Panicking, Mrs Taylor demanded a refund from Ocean View, but a saleswoman refused claiming it was locked in a Spanish escrow account.
Instead, Ocean View told her the Spanish developer was willing to transfer her Estepona contract to other properties in which he was involved.
Mrs Taylor felt she had no choice but to accept a deal at the incomplete five-star Tafedna Bay resort in Morocco earlier this year.
But since then, despite repeated attempts to contact the company by letter and telephone, she and many others throughout Britain who are set to sue have heard nothing.
In fact, throughout the entire time of Mrs Taylor's involvement, Ocean View was in dire financial straits, according to its own accounts.
Even for the financial year ended October 2006-it has failed to file accounts for 2007-the company was in trouble.
Its own auditors said that with annual losses of £11.5million and net debts of £36million, they had major doubts the company could continue as a going concern.
A "management charge" of £5.4million to the group's parent company, which allowed sole shareholder Mr Thomas to pay himself £1.7million dividends in 2005 and 2006, did not help matters.
However, the directors ploughed on, insisting their troubles were largely down to technical accounting rules and claimed in their annual report to be "concentrating" on new business opportunities in Morocco, Mexico and the Caribbean-precisely to where Sean Woodhall had now turned his attention.
John Howell, senior partner at International Law Partnerships, which has represented several Ocean View victims, is convinced the money from the Spanish investments was channelled to the Caribbean.
He said he was also pessimistic for the return of any cash to customers.
"All the money has gone," he said. "The company has some explaining to do.
"From what we have seen, the company's approach appears to have been very reckless.
"You'd have to sue the people behind the company and get hold of their assets. "
When the Sunday Express questioned Mr Thomas at his luxury home in Yoxall, Staffs, which according to Land Registry records is solely owned by his partner Michele de Havilland, he said his company had done nothing wrong and no customer had or will lose out.
Instead, he said customers would need to apply for a refund scheme run by a Spanish partner company, Sun Gulf, in February.
"We're not a wealthy company," he explained.
"We were just estate agents.
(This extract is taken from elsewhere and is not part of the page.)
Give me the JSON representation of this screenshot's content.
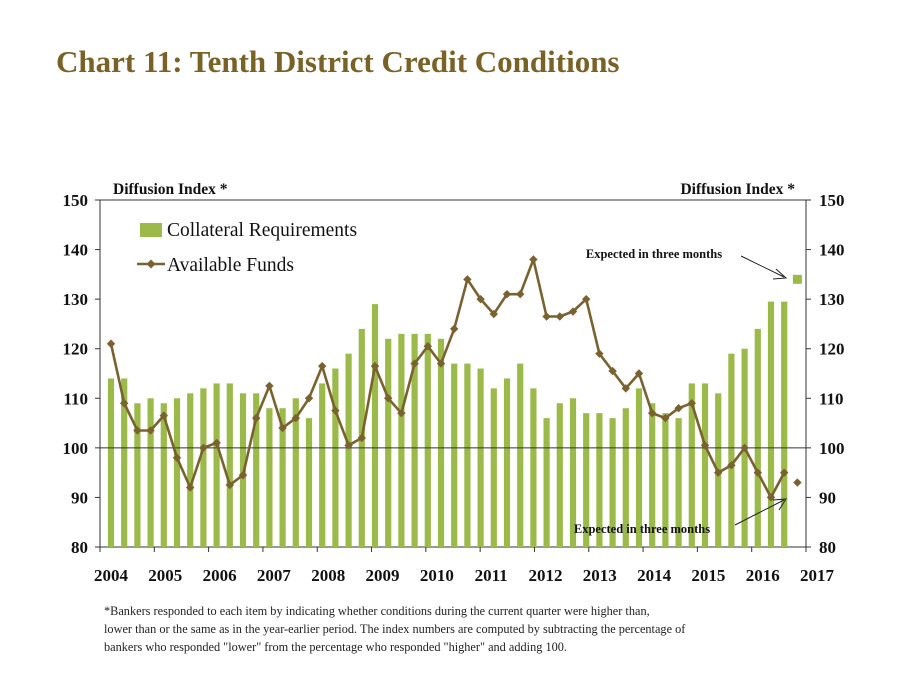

The money went straight to the developers. The developers now have the money.
"We would have been paid money by a client, which was then handed to a developer so it just passes through an account. We retained a commission.
"We have helped find our customers alternative properties in Spain and the Dominican Republic.
"The developer in Spain is not crooked. He has fallen foul of corruption in Spain.
"He was not prepared to pay bribes to get a building licence, but the corruption has now been sorted out and the licence will come soon."
Asked about his involvement with Sean Woodhall, he said: "He was our agent in Spain who tried to find development sites for us between 2001 and 2004. He wasn't a friend of mine. "We parted company after I found out he was a fraudster in 2004."
His responses cut no ice with the company's victims however.
Ms Withyman said: "We've had three years of hell with all this. We've lost hundreds of thousands of pounds and we're not alone, there are many other victims who have been very cleverly misled.
"People start to wonder whether the beach and country club was just a figment of the company's imagination.
"The people who caused all this deserve what's coming to them."
Meanwhile, in West Sussex, Mrs Taylor said she had more immediate concerns.
"I've been dreading telling my father about this, but he needs to know. He'll be heartbroken beyond words."